Hundreds of people protested outside the federal building in Philadelphia in May and an overflow crowd — including legal scholars, students, lawyers, the policeman's widow and Abu-Jamal's brother — filled the courtroom when the appeals court heard arguments about the case.
The officer's widow, Maureen Faulkner, has kept her husband's memory alive over the years, and recently co-wrote a book about the case. The book, "Murdered by Mumia: A Life Sentence of Loss, Pain and Injustice," written with radio talk-show host Michael Smerconish, came out in December.
Few expect the fervor that permeates the case on both sides to die down, even with the appeal court's decision.
"Regardless of the decision, if anything it will heat up the outcry from people in the public," Mumia's lawyer, Robert R. Bryan of San Francisco, said in March. "I think the support from people not only here, but all across Europe will escalate."
Messages left for Bryan on Monday were not immediately returned.
In May, the 3rd Circuit heard extended arguments in the case that focused on several constitutional issues, including whether prosecutors improperly eliminated black jurors.
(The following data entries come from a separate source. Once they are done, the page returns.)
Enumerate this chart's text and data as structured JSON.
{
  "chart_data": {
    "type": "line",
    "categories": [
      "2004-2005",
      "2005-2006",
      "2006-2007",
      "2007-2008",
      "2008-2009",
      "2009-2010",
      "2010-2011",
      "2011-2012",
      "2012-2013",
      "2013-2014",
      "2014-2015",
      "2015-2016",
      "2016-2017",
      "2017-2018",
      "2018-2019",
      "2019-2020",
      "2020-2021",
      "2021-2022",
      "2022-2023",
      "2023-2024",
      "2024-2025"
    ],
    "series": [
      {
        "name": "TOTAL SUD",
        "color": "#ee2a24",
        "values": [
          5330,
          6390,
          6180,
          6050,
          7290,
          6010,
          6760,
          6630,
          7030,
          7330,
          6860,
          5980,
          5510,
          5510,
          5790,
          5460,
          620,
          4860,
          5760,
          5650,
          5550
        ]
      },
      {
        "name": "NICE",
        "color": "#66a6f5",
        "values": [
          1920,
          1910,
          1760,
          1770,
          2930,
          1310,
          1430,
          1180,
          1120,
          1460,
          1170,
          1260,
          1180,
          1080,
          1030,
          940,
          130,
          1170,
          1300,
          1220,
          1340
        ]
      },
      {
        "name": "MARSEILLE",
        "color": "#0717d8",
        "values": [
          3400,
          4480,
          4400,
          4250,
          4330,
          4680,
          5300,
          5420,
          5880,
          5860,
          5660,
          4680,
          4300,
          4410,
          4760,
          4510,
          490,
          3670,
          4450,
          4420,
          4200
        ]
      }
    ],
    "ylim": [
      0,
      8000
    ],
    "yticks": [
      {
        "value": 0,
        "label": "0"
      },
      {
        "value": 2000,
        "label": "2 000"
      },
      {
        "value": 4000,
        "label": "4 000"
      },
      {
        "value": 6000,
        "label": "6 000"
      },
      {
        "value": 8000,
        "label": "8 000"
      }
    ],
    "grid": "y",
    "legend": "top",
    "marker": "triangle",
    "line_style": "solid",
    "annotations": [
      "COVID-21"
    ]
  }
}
The slain officer, Daniel Faulkner, was white.
Ten whites and two blacks served on the jury. Prosecutors struck 10 blacks and five whites from the pool, while accepting four blacks and 20 whites, according to Bryan, who argued that prosecutors of the day fostered "a culture of discrimination."
However, there is no record to suggest the makeup of the approximately 150-person jury pool, a gap lamented by the appellate judges.
Prosecutor Hugh J. Burns Jr. argued in court that Abu-Jamal was raising issues on appeal that he had not raised during a lengthy 1995 review of the case.
Nonetheless, Burns recently said he was satisfied with the 3rd Circuit arguments.
"I thought we were able to cover everything that we needed to," he said.
Prosecutors say Faulkner managed to shoot Abu-Jamal, who was still at the scene when they arrived. They consider the evidence against him overwhelming.
The flaw in the jury instructions related to whether jurors understood how to weigh mitigating circumstances that might keep Abu-Jamal off death row. Under the law, jurors did not have to unanimously agree on a mitigating circumstance.
"The jury instructions and the verdict form created a reasonable likelihood that the jury believed it was precluded from finding a mitigating circumstance that had not been unanimously agreed upon," the appeals court wrote.